The way to love someone
is to lightly run your finger over that person's soul
until you find a crack,
and then gently pour your love into that crack.
~Keith Miller

Monday, May 5, 2014

One of the things I was compelled to think about as I sat with my mother was "how we see ourselves" and with that, maybe a little bit about "why we see ourselves thus".

I've been doing a little bit of reading up on that and it is an interesting and complicated dynamic which combines our interpretation of past events ... ummm, how and where we place/ascribe  value, what we believe about ourselves from words we tell ourselves or accept from other people ... what we do, like our days work and how well we think we do it ... how we treat the people and things around us, including close connections and those more casual, our outlook on our future ... our perspective ...

(... tons of other stuff ... unique ingredients which infuse us ... some we seek, others essentially in the air we breathe ... time to reflect, the times in which we live our lives ... place (I actually "feel" better in Texas ...who knows?  could be something as simple as the wide open big sky ... might be the smell of beef brisket wafting on the breeze rather then pine pollen which is currently simmering locally ... I have underrated the sense of place and for me, it's not just Texas, but Texas definitely is a good place for me), a myriad of other bits and pieces of chance and circumstance ... tons of stuff ... )

It was interesting to find myself in a situation which I would never have chosen; living again with my mother. Some of the time she thought I was a roommate, sometimes, mostly at night, she thought I must be her momma, we came to a time when she mostly didn't know who I was but she felt like I was there to help her, frequently she seemed to not experience me as "other then herself". 

Which I'll try to explain: She would talk as though talking to herself ... wondering aloud about something and I would softly suggest a possibility in response to her puzzling ... she saw things  ... "why is that dog under the table?" she might ask as though asking herself and when she became vexed at not coming to a satisfactory answer I might say something like "he just likes to be near you" and she would smile to herself ... later maybe she would say, that dog (or those children) are getting too rambunctious, and I would say then I'll let them out, and I'd open the door to the patio.
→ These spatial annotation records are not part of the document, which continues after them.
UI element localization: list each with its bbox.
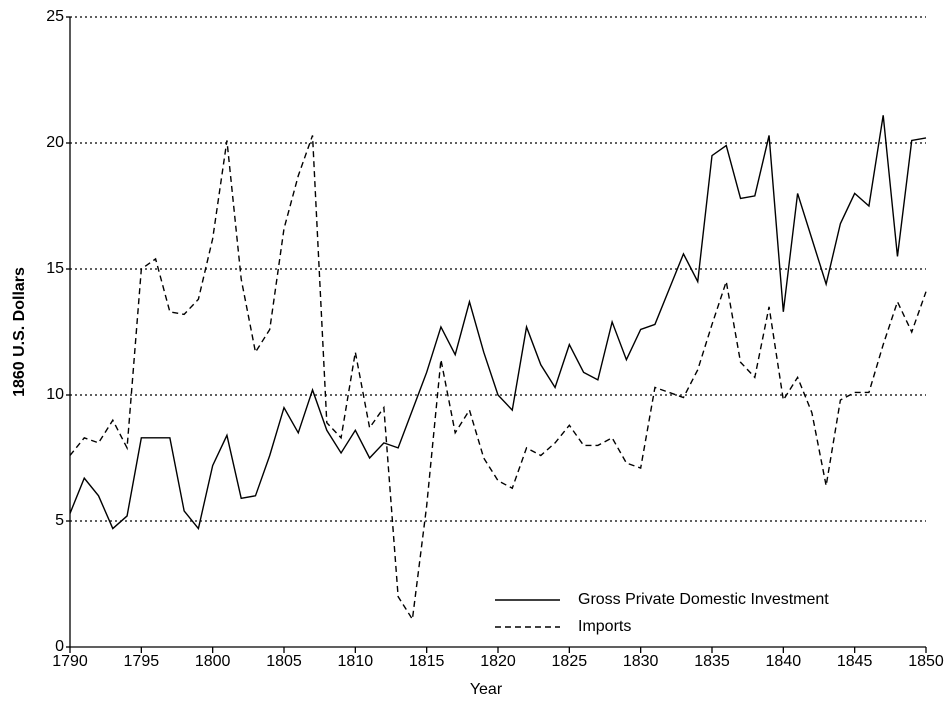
x-tick-label: 1820	[480, 653, 516, 670]
x-tick-label: 1815	[409, 653, 445, 670]
y-tick-label: 15	[46, 260, 64, 277]
x-tick-label: 1825	[552, 653, 588, 670]
legend-label: Gross Private Domestic Investment	[578, 591, 829, 608]
y-tick-label: 5	[55, 512, 64, 529]
x-tick-label: 1835	[694, 653, 730, 670]
x-tick-label: 1845	[837, 653, 873, 670]
x-tick-label: 1830	[623, 653, 659, 670]
x-tick-label: 1810	[338, 653, 374, 670]
y-tick-label: 20	[46, 134, 64, 151]
x-tick-label: 1800	[195, 653, 231, 670]
x-tick-label: 1805	[266, 653, 302, 670]
series-line	[69, 115, 927, 531]
x-tick-label: 1790	[52, 653, 88, 670]
x-tick-label: 1850	[908, 653, 944, 670]
legend-label: Imports	[578, 618, 631, 635]
x-axis-label: Year	[470, 681, 503, 698]
y-tick-label: 0	[55, 638, 64, 655]
series-line	[69, 135, 927, 622]
y-tick-label: 25	[46, 8, 64, 25]
x-tick-label: 1840	[766, 653, 802, 670]
x-tick-label: 1795	[124, 653, 160, 670]
y-axis-label: 1860 U.S. Dollars	[11, 267, 28, 397]
y-tick-label: 10	[46, 386, 64, 403]
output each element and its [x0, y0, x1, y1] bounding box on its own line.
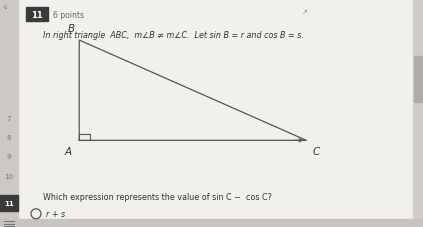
Text: 9: 9 — [7, 154, 11, 160]
Bar — [414, 57, 422, 102]
Text: 11: 11 — [31, 10, 43, 20]
Bar — [79, 134, 90, 141]
Text: 8: 8 — [7, 134, 11, 140]
Bar — [413, 0, 423, 227]
Text: r + s: r + s — [46, 209, 65, 218]
Bar — [26, 8, 48, 22]
Text: In right triangle  ABC,  m∠B ≠ m∠C.  Let sin B = r and cos B = s.: In right triangle ABC, m∠B ≠ m∠C. Let si… — [43, 31, 304, 40]
Text: Which expression represents the value of sin C −  cos C?: Which expression represents the value of… — [43, 192, 272, 201]
Bar — [0, 0, 18, 227]
Text: ↗: ↗ — [302, 9, 308, 15]
Text: 11: 11 — [4, 200, 14, 206]
Bar — [0, 195, 18, 211]
Text: C: C — [313, 146, 320, 156]
Bar — [0, 219, 423, 227]
Text: 7: 7 — [7, 115, 11, 121]
Text: 6 points: 6 points — [53, 10, 84, 20]
Text: -1: -1 — [2, 5, 8, 10]
Text: B: B — [68, 23, 75, 33]
Text: A: A — [65, 146, 72, 156]
Text: 10: 10 — [5, 173, 14, 179]
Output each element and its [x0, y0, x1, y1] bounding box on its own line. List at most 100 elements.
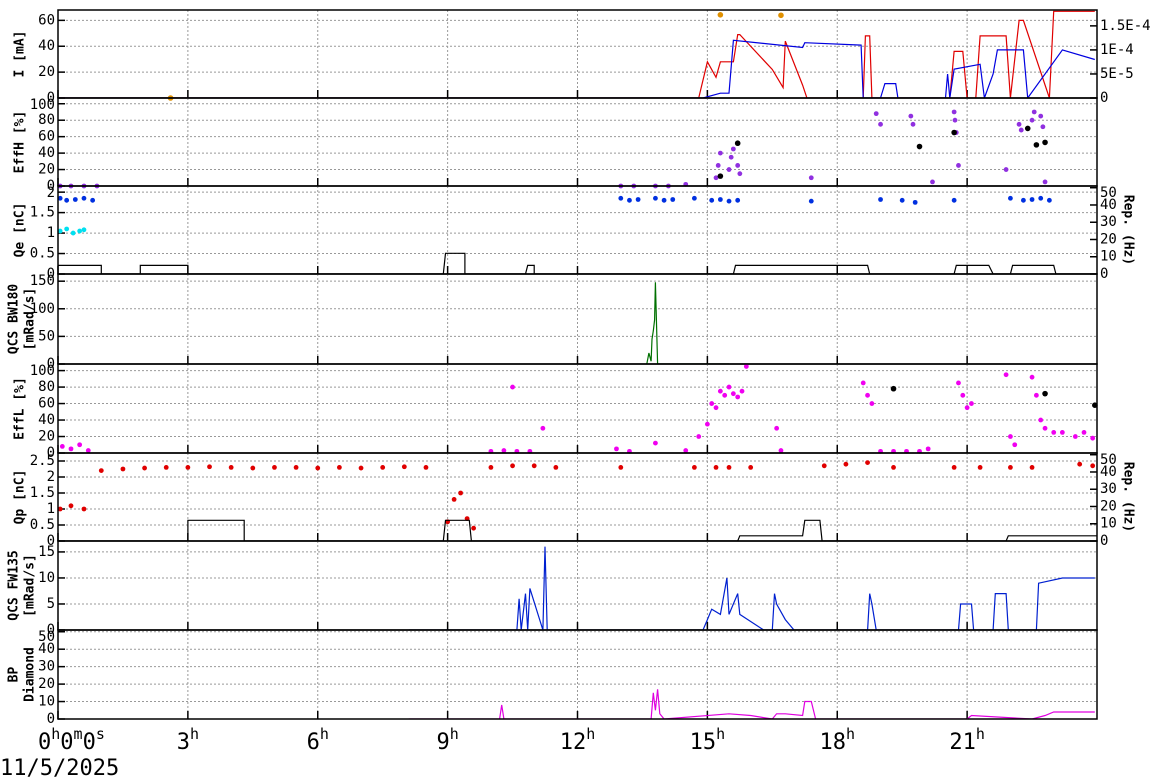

Every once in a while she clicked in on the current situation, she knew I was her daughter and she liked that I was there though she never realized that I had been there for several weeks previous to that lucid moment.  

"Serving" in many different roles was interesting ... she always saw me as present only for her comfort/convenience/care ... except that once when she said thank you for looking after me, I know it has not been easy ... and thank your family for making it possible (that was why it came as such a surprise, she had been only entitled, as an infant is entitled ... ) Her world was very small, so small that it centered on her, that is my unfortunate take on it anyway. People saw her as ... controlling, bossy, bullying ... unhappy, and unable to get happy and, not unkindly, I would have to agree that she did seem to be like that

That's an over a lifetime observation ... not for just those last weeks when health concerns outside her control may have impeded a more contented disposition. 

One of our most central "issues" could be described as boundary issues and I see that, and the most troubling problems I have come to deal with in life, as a result of being raised by a person with unhealthy boundary perceptions.  I think she must have seen me as very much an extension of herself and she spent a good amount of energy frustrated by her inability to control everything and everyone (me included) ... she was not a go with the flow kinda person. Even during her last week at home she was somehow able to go through my things throwing away things like my flat iron and glasses ... and probably smaller items yet to be found missing ... lol ... why?  She always has done so and I have never understood why.  It used to really ping me ... now I shrug and replace ... it will never make sense to me. 
Once I left home for college (not the one she chose) and especially after I married (again, not the one she chose) she pretty much wrote me off as a lost cause ... people have said that she was strategic in her relationships, umm, the people in her life were required to enhance her experience somehow.  I'm not expressing that very well ... everybody probably prefers pleasant interactions.  I'll try to think about that better.  

I like to think of her as a "survivor" ... her adaptations made sense to her.  I think she wanted what she wanted ... and left to her own devices early on, was misguided.  Maybe the best way to describe our later relationship was ... from her perspective: out of sight mostly out of mind.  From mine - I came to believe that she did her very best at parenting us and I admire the force of love and character one's very best requires.  Once I recognized that it was so much easier to not strive with her ... and from a distance it was almost impossible for her to push my buttons.  I made it my goal to do my very best with her.

I think my mom saw herself as "in control" or at very least as attempting to "get control".  I didn't want to make the same mistakes (so I have made different ones).  It was wonderful to participate with her during her last few days.  It'll take a different post to write about that but I had to think a bit about how to note the before version of Momma.  What I saw "dying" was the "icky stuff" ... the stuff that she/life wrapped herself up in ... the self stuff, the selfish stuff.  As her "earth suit" died she transformed right before my incredulous eyes.